Riot police lined the track separating Al Ahly’s highly politicized fans and the field. The packed stadium was lit with bright red flares and fireworks from the 54th minute on after Mohamed Aboutrika scored the opening goal.
Abdul Zaher struck for the second goal in the 78th minute and during his celebration made a four-fingered signal linked to supporters of ousted President Mohammed Morsi. The gesture commemorates the carnage at the Rabaah al-Adawiya mosque that was violently cleared by security forces in August, leaving hundreds killed.
“Yes I raised the sign of Rabaah,” Abdul Zaher told the Egyptian soccer website FilGoal. “But I didn’t mean political excitement to any one side or fan. All I meant to do was to remember the dead, whether in Rabaah, any other citizen and even policemen.”
The Egypt-Ghana game is set for Cairo on Nov. 19, the first international game in the city in two years. Soccer’s governing body ruled the game should be played in the capital despite Ghana’s concerns for the safety of its players, officials and fans. FIFA said it was satisfied with security guarantees by Egyptian authorities.
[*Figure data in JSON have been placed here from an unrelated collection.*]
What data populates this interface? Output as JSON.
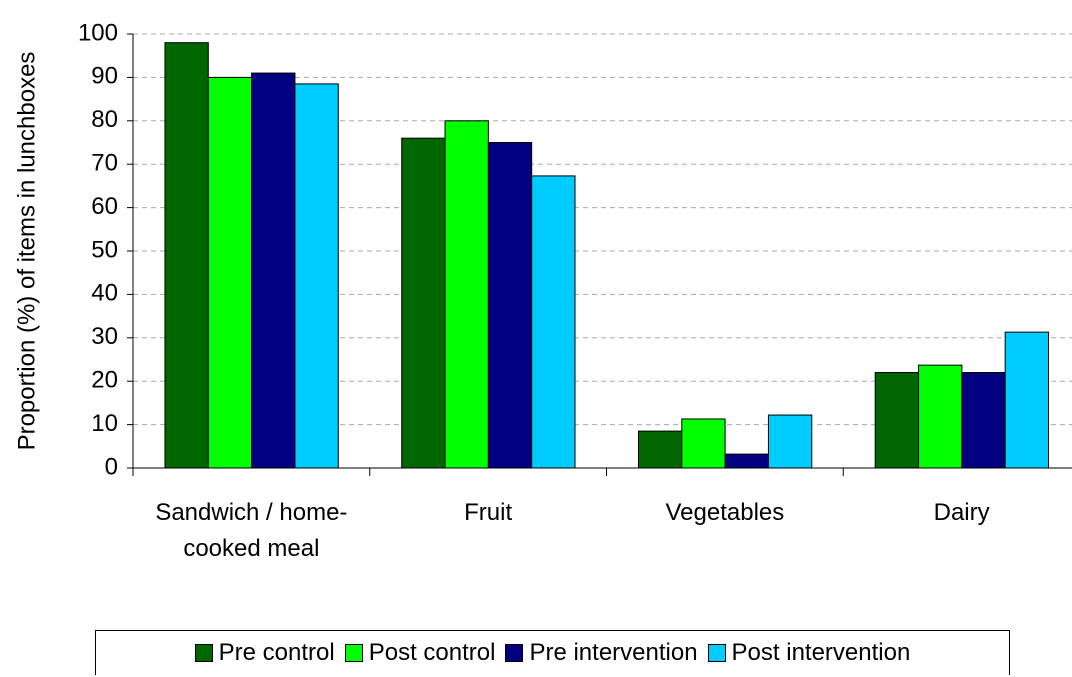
{
  "chart_data": {
    "type": "bar",
    "y_label": "Proportion (%) of items in lunchboxes",
    "categories": [
      "Sandwich / home-cooked meal",
      "Fruit",
      "Vegetables",
      "Dairy"
    ],
    "series": [
      {
        "name": "Pre control",
        "color": "#006600",
        "values": [
          98,
          76,
          8.5,
          22
        ]
      },
      {
        "name": "Post control",
        "color": "#00ff00",
        "values": [
          90,
          80,
          11.3,
          23.7
        ]
      },
      {
        "name": "Pre intervention",
        "color": "#000080",
        "values": [
          91,
          75,
          3.2,
          22
        ]
      },
      {
        "name": "Post intervention",
        "color": "#00ccff",
        "values": [
          88.5,
          67.3,
          12.2,
          31.3
        ]
      }
    ],
    "ylim": [
      0,
      100
    ],
    "yticks": [
      0,
      10,
      20,
      30,
      40,
      50,
      60,
      70,
      80,
      90,
      100
    ],
    "grid": true
  }
}
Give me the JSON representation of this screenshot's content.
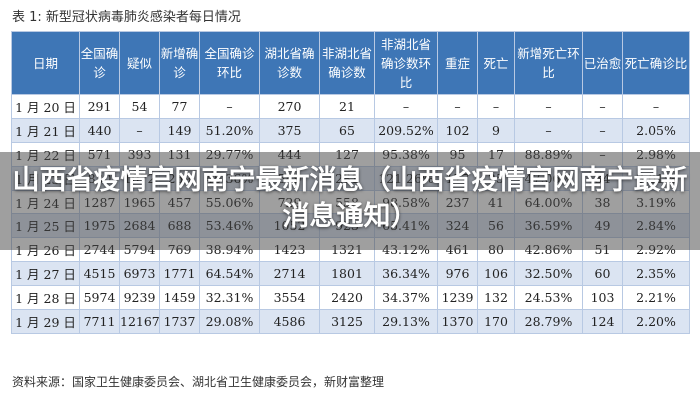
{
  "title": "表 1: 新型冠状病毒肺炎感染者每日情况",
  "headers": [
    "日期",
    "全国确诊",
    "疑似",
    "新增确诊",
    "全国确诊环比",
    "湖北省确诊数",
    "非湖北省确诊数",
    "非湖北省确诊数环比",
    "重症",
    "死亡",
    "新增死亡环比",
    "已治愈",
    "死亡确诊比"
  ],
  "rows": [
    [
      "1 月 20 日",
      "291",
      "54",
      "77",
      "–",
      "270",
      "21",
      "–",
      "–",
      "–",
      "–",
      "–",
      "–"
    ],
    [
      "1 月 21 日",
      "440",
      "–",
      "149",
      "51.20%",
      "375",
      "65",
      "209.52%",
      "102",
      "9",
      "–",
      "–",
      "2.05%"
    ],
    [
      "1 月 22 日",
      "571",
      "393",
      "131",
      "29.77%",
      "444",
      "127",
      "95.38%",
      "95",
      "17",
      "88.89%",
      "–",
      "2.98%"
    ],
    [
      "1 月 23 日",
      "830",
      "1072",
      "259",
      "45.36%",
      "549",
      "281",
      "121.26%",
      "177",
      "25",
      "47.06%",
      "34",
      "3.01%"
    ],
    [
      "1 月 24 日",
      "1287",
      "1965",
      "457",
      "55.06%",
      "729",
      "558",
      "98.58%",
      "237",
      "41",
      "64.00%",
      "38",
      "3.19%"
    ],
    [
      "1 月 25 日",
      "1975",
      "2684",
      "688",
      "53.46%",
      "1052",
      "923",
      "65.41%",
      "324",
      "56",
      "36.59%",
      "49",
      "2.84%"
    ],
    [
      "1 月 26 日",
      "2744",
      "5794",
      "769",
      "38.94%",
      "1423",
      "1321",
      "43.12%",
      "461",
      "80",
      "42.86%",
      "51",
      "2.92%"
    ],
    [
      "1 月 27 日",
      "4515",
      "6973",
      "1771",
      "64.54%",
      "2714",
      "1801",
      "36.34%",
      "976",
      "106",
      "32.50%",
      "60",
      "2.35%"
    ],
    [
      "1 月 28 日",
      "5974",
      "9239",
      "1459",
      "32.31%",
      "3554",
      "2420",
      "34.37%",
      "1239",
      "132",
      "24.53%",
      "103",
      "2.21%"
    ],
    [
      "1 月 29 日",
      "7711",
      "12167",
      "1737",
      "29.08%",
      "4586",
      "3125",
      "29.13%",
      "1370",
      "170",
      "28.79%",
      "124",
      "2.20%"
    ]
  ],
  "source": "资料来源：国家卫生健康委员会、湖北省卫生健康委员会，新财富整理",
  "overlay_title": "山西省疫情官网南宁最新消息（山西省疫情官网南宁最新消息通知）"
}
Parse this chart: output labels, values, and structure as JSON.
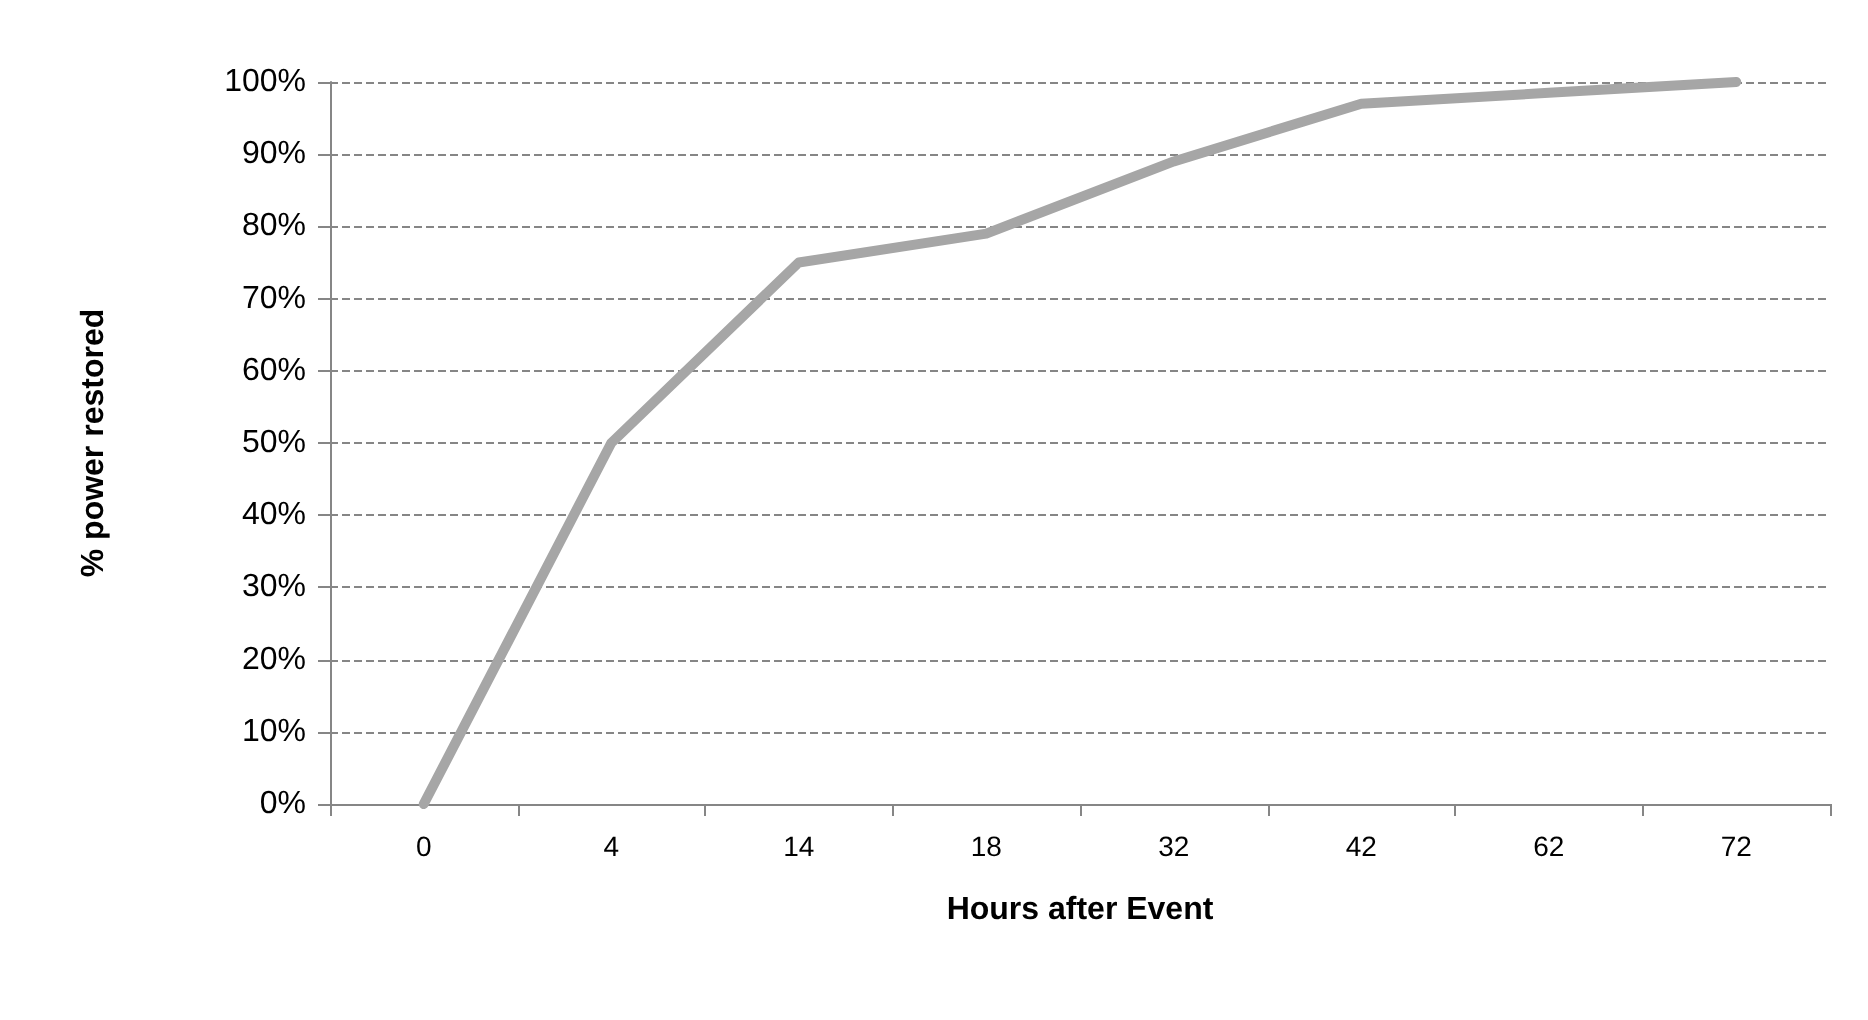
{
  "chart_data": {
    "type": "line",
    "xlabel": "Hours after Event",
    "ylabel": "% power restored",
    "categories": [
      "0",
      "4",
      "14",
      "18",
      "32",
      "42",
      "62",
      "72"
    ],
    "series": [
      {
        "color": "#a6a6a6",
        "values": [
          0,
          50,
          75,
          79,
          89,
          97,
          98.5,
          100
        ]
      }
    ],
    "ylim": [
      0,
      100
    ],
    "yticks": [
      {
        "value": 0,
        "label": "0%"
      },
      {
        "value": 10,
        "label": "10%"
      },
      {
        "value": 20,
        "label": "20%"
      },
      {
        "value": 30,
        "label": "30%"
      },
      {
        "value": 40,
        "label": "40%"
      },
      {
        "value": 50,
        "label": "50%"
      },
      {
        "value": 60,
        "label": "60%"
      },
      {
        "value": 70,
        "label": "70%"
      },
      {
        "value": 80,
        "label": "80%"
      },
      {
        "value": 90,
        "label": "90%"
      },
      {
        "value": 100,
        "label": "100%"
      }
    ],
    "grid": "y",
    "marker": "none",
    "line_style": "solid"
  }
}
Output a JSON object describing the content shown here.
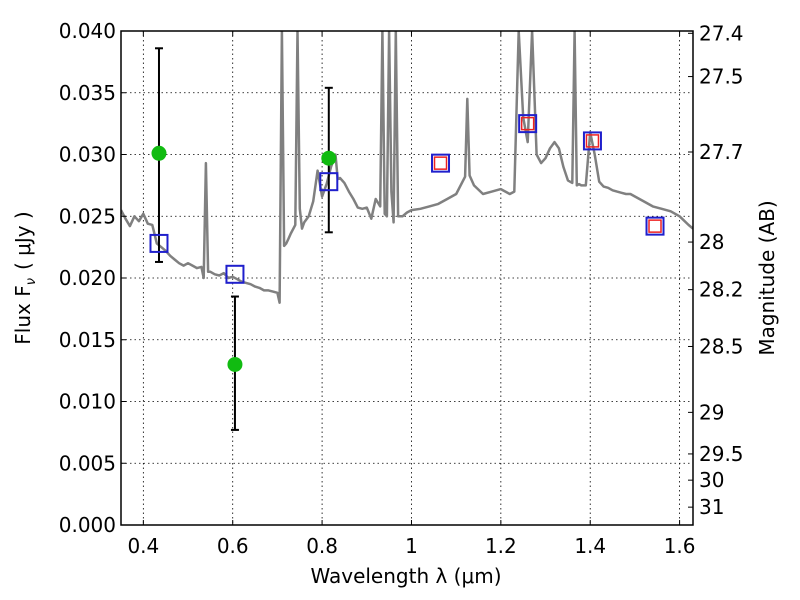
{
  "chart_data": {
    "type": "scatter",
    "title": "",
    "xlabel": "Wavelength  λ (μm)",
    "ylabel": "Flux  F",
    "ylabel_sub": "ν",
    "ylabel_unit": "( μJy )",
    "y2label": "Magnitude (AB)",
    "xlim": [
      0.35,
      1.63
    ],
    "ylim": [
      0.0,
      0.04
    ],
    "grid": true,
    "x_ticks": [
      {
        "v": 0.4,
        "label": "0.4"
      },
      {
        "v": 0.6,
        "label": "0.6"
      },
      {
        "v": 0.8,
        "label": "0.8"
      },
      {
        "v": 1.0,
        "label": "1"
      },
      {
        "v": 1.2,
        "label": "1.2"
      },
      {
        "v": 1.4,
        "label": "1.4"
      },
      {
        "v": 1.6,
        "label": "1.6"
      }
    ],
    "y_ticks": [
      {
        "v": 0.0,
        "label": "0.000"
      },
      {
        "v": 0.005,
        "label": "0.005"
      },
      {
        "v": 0.01,
        "label": "0.010"
      },
      {
        "v": 0.015,
        "label": "0.015"
      },
      {
        "v": 0.02,
        "label": "0.020"
      },
      {
        "v": 0.025,
        "label": "0.025"
      },
      {
        "v": 0.03,
        "label": "0.030"
      },
      {
        "v": 0.035,
        "label": "0.035"
      },
      {
        "v": 0.04,
        "label": "0.040"
      }
    ],
    "y2_ticks": [
      {
        "mag": 27.4,
        "label": "27.4"
      },
      {
        "mag": 27.5,
        "label": "27.5"
      },
      {
        "mag": 27.7,
        "label": "27.7"
      },
      {
        "mag": 28.0,
        "label": "28"
      },
      {
        "mag": 28.2,
        "label": "28.2"
      },
      {
        "mag": 28.5,
        "label": "28.5"
      },
      {
        "mag": 29.0,
        "label": "29"
      },
      {
        "mag": 29.5,
        "label": "29.5"
      },
      {
        "mag": 30.0,
        "label": "30"
      },
      {
        "mag": 31.0,
        "label": "31"
      }
    ],
    "series": [
      {
        "name": "model spectrum",
        "kind": "line",
        "color": "#808080",
        "x": [
          0.35,
          0.36,
          0.37,
          0.38,
          0.39,
          0.4,
          0.41,
          0.42,
          0.43,
          0.44,
          0.45,
          0.46,
          0.47,
          0.48,
          0.49,
          0.5,
          0.51,
          0.52,
          0.53,
          0.535,
          0.54,
          0.545,
          0.55,
          0.56,
          0.57,
          0.58,
          0.59,
          0.6,
          0.61,
          0.62,
          0.63,
          0.64,
          0.65,
          0.66,
          0.67,
          0.68,
          0.69,
          0.7,
          0.705,
          0.71,
          0.715,
          0.72,
          0.725,
          0.73,
          0.74,
          0.745,
          0.75,
          0.755,
          0.76,
          0.77,
          0.78,
          0.79,
          0.8,
          0.81,
          0.82,
          0.83,
          0.835,
          0.84,
          0.85,
          0.86,
          0.87,
          0.88,
          0.89,
          0.9,
          0.91,
          0.92,
          0.93,
          0.935,
          0.94,
          0.945,
          0.95,
          0.955,
          0.96,
          0.965,
          0.97,
          0.98,
          0.99,
          1.0,
          1.02,
          1.04,
          1.06,
          1.08,
          1.1,
          1.12,
          1.125,
          1.13,
          1.14,
          1.16,
          1.18,
          1.2,
          1.22,
          1.23,
          1.24,
          1.25,
          1.26,
          1.27,
          1.28,
          1.29,
          1.3,
          1.31,
          1.32,
          1.33,
          1.34,
          1.35,
          1.36,
          1.365,
          1.37,
          1.375,
          1.38,
          1.39,
          1.4,
          1.41,
          1.42,
          1.43,
          1.44,
          1.45,
          1.46,
          1.47,
          1.48,
          1.49,
          1.5,
          1.52,
          1.54,
          1.56,
          1.58,
          1.6,
          1.62,
          1.63
        ],
        "y": [
          0.0255,
          0.0248,
          0.0242,
          0.025,
          0.0246,
          0.0252,
          0.0244,
          0.0243,
          0.0228,
          0.0225,
          0.0222,
          0.0218,
          0.0215,
          0.0212,
          0.021,
          0.0212,
          0.021,
          0.0208,
          0.0209,
          0.02,
          0.0293,
          0.0205,
          0.0205,
          0.0203,
          0.0202,
          0.0204,
          0.02,
          0.0201,
          0.0199,
          0.0197,
          0.0196,
          0.0195,
          0.0193,
          0.0192,
          0.019,
          0.019,
          0.0189,
          0.0188,
          0.018,
          0.04,
          0.0226,
          0.0228,
          0.0232,
          0.0236,
          0.0243,
          0.04,
          0.0256,
          0.024,
          0.0245,
          0.025,
          0.0262,
          0.0287,
          0.0266,
          0.0276,
          0.029,
          0.03,
          0.028,
          0.0281,
          0.0277,
          0.027,
          0.0264,
          0.0257,
          0.0256,
          0.0257,
          0.0248,
          0.0264,
          0.0258,
          0.04,
          0.0252,
          0.025,
          0.04,
          0.027,
          0.0245,
          0.04,
          0.025,
          0.025,
          0.0253,
          0.0255,
          0.0256,
          0.0258,
          0.026,
          0.0264,
          0.0268,
          0.0282,
          0.0345,
          0.0283,
          0.0275,
          0.0268,
          0.027,
          0.0272,
          0.0268,
          0.027,
          0.04,
          0.033,
          0.031,
          0.04,
          0.03,
          0.0293,
          0.0297,
          0.0305,
          0.031,
          0.0305,
          0.029,
          0.0279,
          0.0277,
          0.04,
          0.0275,
          0.0276,
          0.0275,
          0.0275,
          0.0318,
          0.03,
          0.0278,
          0.0274,
          0.0273,
          0.0271,
          0.027,
          0.0269,
          0.0268,
          0.0268,
          0.0266,
          0.0262,
          0.0258,
          0.0256,
          0.0254,
          0.025,
          0.0243,
          0.024
        ]
      },
      {
        "name": "observed photometry",
        "kind": "points",
        "marker": "circle",
        "color": "#11bb11",
        "x": [
          0.435,
          0.605,
          0.815
        ],
        "y": [
          0.0301,
          0.013,
          0.0297
        ],
        "yerr_low": [
          0.0213,
          0.0077,
          0.0237
        ],
        "yerr_high": [
          0.0386,
          0.0185,
          0.0354
        ]
      },
      {
        "name": "model photometry",
        "kind": "points",
        "marker": "square",
        "color": "#1f1fcc",
        "x": [
          0.435,
          0.605,
          0.815,
          1.065,
          1.26,
          1.405,
          1.545
        ],
        "y": [
          0.0228,
          0.0203,
          0.0278,
          0.0293,
          0.0325,
          0.0311,
          0.0242
        ]
      },
      {
        "name": "red photometry",
        "kind": "points",
        "marker": "square",
        "color": "#ee2222",
        "x": [
          1.065,
          1.26,
          1.405,
          1.545
        ],
        "y": [
          0.0293,
          0.0325,
          0.0311,
          0.0242
        ]
      }
    ]
  }
}
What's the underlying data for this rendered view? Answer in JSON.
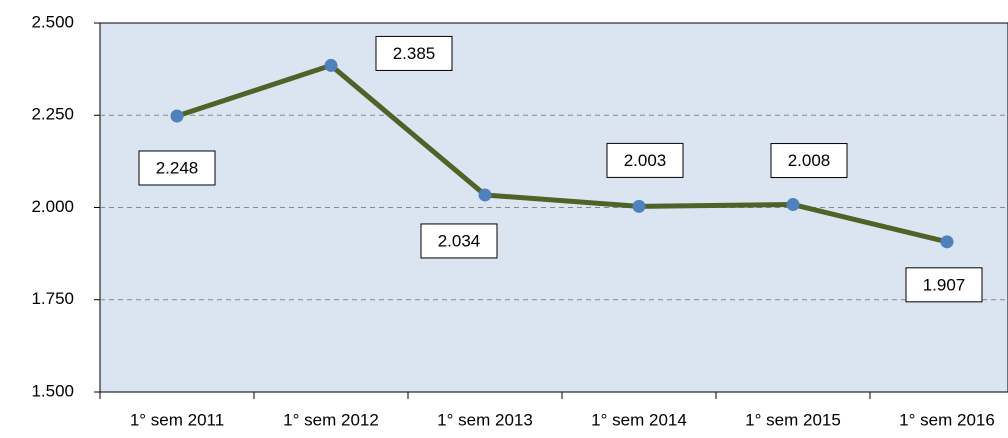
{
  "chart_data": {
    "type": "line",
    "categories": [
      "1° sem 2011",
      "1° sem 2012",
      "1° sem 2013",
      "1° sem 2014",
      "1° sem 2015",
      "1° sem 2016"
    ],
    "series": [
      {
        "color": "#4f6228",
        "marker_color": "#4f81bd",
        "values": [
          2248,
          2385,
          2034,
          2003,
          2008,
          1907
        ],
        "value_labels": [
          "2.248",
          "2.385",
          "2.034",
          "2.003",
          "2.008",
          "1.907"
        ]
      }
    ],
    "ylim": [
      1500,
      2500
    ],
    "yticks": [
      {
        "value": 1500,
        "label": "1.500"
      },
      {
        "value": 1750,
        "label": "1.750"
      },
      {
        "value": 2000,
        "label": "2.000"
      },
      {
        "value": 2250,
        "label": "2.250"
      },
      {
        "value": 2500,
        "label": "2.500"
      }
    ],
    "grid": true
  }
}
Sunday’s game was the first major match with spectators in Cairo since February 2012 when violence in Port Said left 74 people dead, mostly Al Ahly fans, and changed the face of Egyptian soccer. The Al Ahly fans were involved in protests that ultimately led to the ouster of former President Hosni Mubarak. Since that deadly match, the games mostly have been played behind without fans and away from Cairo.
Following the scuffles outside the stadium, police put up metal bars to organize fans’ access to the bleachers. Fans held tickets in the air and streamed into the 20,000-seat stadium. Fighting started again, prompting police to lob another round of tear gas.
Deputy Police Chief Ezzat Zahran told the private TV station CBC that some fans tried to enter without tickets and tear gas was used to minimize the pushing and shoving outside the stadium.
Before the game, Al Ahly supporters sang for fans who died in the 2012 violence, and they put up a poster in remembrance, with one reading in English “Never Forget.” Aboutrika also wore a T-shirt during the trophy celebrations with the number 72 on it. That’s the number of Ahly supporters thought to have died in Port Said, the worst soccer-related violence in decades.